A couple weeks ago, we took the kids to the zoo, but this was no ordinary zoo, built into someone's backyard. Heaven's Corner Zoo and Animal Shelter was started when one man took in an animal that the owner could not take care of any longer. The compound has since grown to hold wallabies, monkeys, turtles, snakes, lizards, cougars, leopards, jaguars, panthers, tigers, wolves...
The zoo keeper was our personal guide, and he made the experience quite memorable. When the girls wanted peacock feathers, he went inside the fence and collected some. He took us to the bears and fed them peaches. The boy stood up on his hind legs, and the zoo keeper put the peach in his mouth. It rolled to the back of his mouth, and I thought he was going to swallow the thing whole or choke on the thing. But then he spit out the core and placed it carefully on the edge of the fence.
When the big macho male bear refused to get out of the way for the girl, the zoo keeper said, "Get down," like he was talking to a dog. When the male didn't listen, he said, "You know she's going to get mad at you." The bear got down. He seemed to really understand what the zoo keeper was saying.
The nasty-tempered leopard gave us angry looks. "Good morning," the zoo keeper said in the happiest, sweetest voice. The leopard growled. The zoo keeper grabbed the cat's toe. The cat's voice was a deep rumble that I could feel vibrate through the air.
The girls got to hold some snakes. I love those proud little smiles.
My husband is a wolf man. From our earliest days of dating, I learned that his wardrobe consisted of wolf T-shirts and jeans and hiking boots. We stood outside the pen of a two arctic wolves, and TJ howled at the dark gray wolf. This wolf sang back to us a sorrowful song. It sounded as though his heart was in his voice. Like sorrow's song. All the other wolves joined in.
But the best part, for me at least, was the white tiger. He seemed to think he was a kitten, and he played a stalking game with the zoo keeper. The guy sat with his back against the fence, and the tiger crept closer. He lined itself up, crouched, backed up. He was ready to jump but decided the situation wasn't right, so he slunk away only to creep back five minutes later.

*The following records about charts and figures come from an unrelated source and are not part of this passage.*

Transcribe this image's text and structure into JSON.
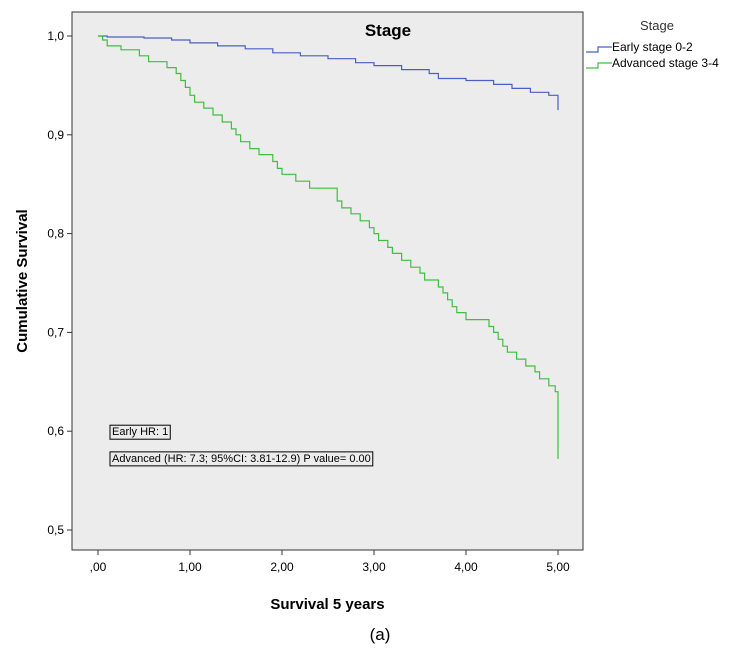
{
  "chart_data": {
    "type": "line",
    "title": "Stage",
    "xlabel": "Survival 5 years",
    "ylabel": "Cumulative Survival",
    "xlim": [
      0,
      5
    ],
    "ylim": [
      0.5,
      1.0
    ],
    "x_ticks": [
      {
        "value": 0,
        "label": ",00"
      },
      {
        "value": 1,
        "label": "1,00"
      },
      {
        "value": 2,
        "label": "2,00"
      },
      {
        "value": 3,
        "label": "3,00"
      },
      {
        "value": 4,
        "label": "4,00"
      },
      {
        "value": 5,
        "label": "5,00"
      }
    ],
    "y_ticks": [
      {
        "value": 0.5,
        "label": "0,5"
      },
      {
        "value": 0.6,
        "label": "0,6"
      },
      {
        "value": 0.7,
        "label": "0,7"
      },
      {
        "value": 0.8,
        "label": "0,8"
      },
      {
        "value": 0.9,
        "label": "0,9"
      },
      {
        "value": 1.0,
        "label": "1,0"
      }
    ],
    "grid": false,
    "legend": {
      "title": "Stage",
      "placement": "top-right-outside"
    },
    "series": [
      {
        "name": "Early stage 0-2",
        "color": "#4a5fc1",
        "step": true,
        "points": [
          [
            0,
            1.0
          ],
          [
            0.1,
            0.999
          ],
          [
            0.5,
            0.998
          ],
          [
            0.8,
            0.996
          ],
          [
            1.0,
            0.993
          ],
          [
            1.3,
            0.99
          ],
          [
            1.6,
            0.987
          ],
          [
            1.9,
            0.983
          ],
          [
            2.2,
            0.98
          ],
          [
            2.5,
            0.977
          ],
          [
            2.8,
            0.973
          ],
          [
            3.0,
            0.97
          ],
          [
            3.3,
            0.966
          ],
          [
            3.6,
            0.962
          ],
          [
            3.7,
            0.957
          ],
          [
            4.0,
            0.955
          ],
          [
            4.3,
            0.951
          ],
          [
            4.5,
            0.947
          ],
          [
            4.7,
            0.943
          ],
          [
            4.9,
            0.94
          ],
          [
            5.0,
            0.936
          ],
          [
            5.0,
            0.925
          ]
        ]
      },
      {
        "name": "Advanced stage 3-4",
        "color": "#3fbf3f",
        "step": true,
        "points": [
          [
            0,
            1.0
          ],
          [
            0.05,
            0.996
          ],
          [
            0.1,
            0.99
          ],
          [
            0.25,
            0.986
          ],
          [
            0.45,
            0.98
          ],
          [
            0.55,
            0.974
          ],
          [
            0.75,
            0.968
          ],
          [
            0.85,
            0.962
          ],
          [
            0.9,
            0.955
          ],
          [
            0.95,
            0.948
          ],
          [
            1.0,
            0.94
          ],
          [
            1.05,
            0.933
          ],
          [
            1.15,
            0.927
          ],
          [
            1.25,
            0.92
          ],
          [
            1.35,
            0.913
          ],
          [
            1.45,
            0.906
          ],
          [
            1.5,
            0.9
          ],
          [
            1.55,
            0.893
          ],
          [
            1.65,
            0.886
          ],
          [
            1.75,
            0.88
          ],
          [
            1.9,
            0.873
          ],
          [
            1.95,
            0.866
          ],
          [
            2.0,
            0.86
          ],
          [
            2.15,
            0.853
          ],
          [
            2.3,
            0.846
          ],
          [
            2.6,
            0.84
          ],
          [
            2.6,
            0.833
          ],
          [
            2.65,
            0.826
          ],
          [
            2.75,
            0.82
          ],
          [
            2.85,
            0.813
          ],
          [
            2.95,
            0.806
          ],
          [
            3.0,
            0.8
          ],
          [
            3.05,
            0.793
          ],
          [
            3.15,
            0.786
          ],
          [
            3.2,
            0.78
          ],
          [
            3.3,
            0.773
          ],
          [
            3.4,
            0.766
          ],
          [
            3.5,
            0.76
          ],
          [
            3.55,
            0.753
          ],
          [
            3.7,
            0.746
          ],
          [
            3.75,
            0.74
          ],
          [
            3.8,
            0.733
          ],
          [
            3.85,
            0.726
          ],
          [
            3.9,
            0.72
          ],
          [
            4.0,
            0.713
          ],
          [
            4.25,
            0.706
          ],
          [
            4.3,
            0.7
          ],
          [
            4.35,
            0.693
          ],
          [
            4.4,
            0.686
          ],
          [
            4.45,
            0.68
          ],
          [
            4.55,
            0.673
          ],
          [
            4.65,
            0.666
          ],
          [
            4.75,
            0.66
          ],
          [
            4.8,
            0.653
          ],
          [
            4.9,
            0.646
          ],
          [
            4.97,
            0.64
          ],
          [
            5.0,
            0.632
          ],
          [
            5.0,
            0.572
          ]
        ]
      }
    ],
    "annotations": [
      {
        "text": "Early HR: 1",
        "x": 0.13,
        "y": 0.6
      },
      {
        "text": "Advanced (HR: 7.3; 95%CI: 3.81-12.9) P value= 0.00",
        "x": 0.13,
        "y": 0.573
      }
    ],
    "plot_background": "#ececec"
  },
  "caption": "(a)"
}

It reminded me of my own cat, how she crouches around the corner, waiting to pounce on us, the twitch of her tail, the tense muscles across her back, the way she moves backward to prepare for the final leap. Only the white tiger was 800 pounds; my cat is maybe 10. It was surrealistic to watch as though one image overlaid the other. Like when my friend's daughter smiled at me and it was her father I saw looking back at me.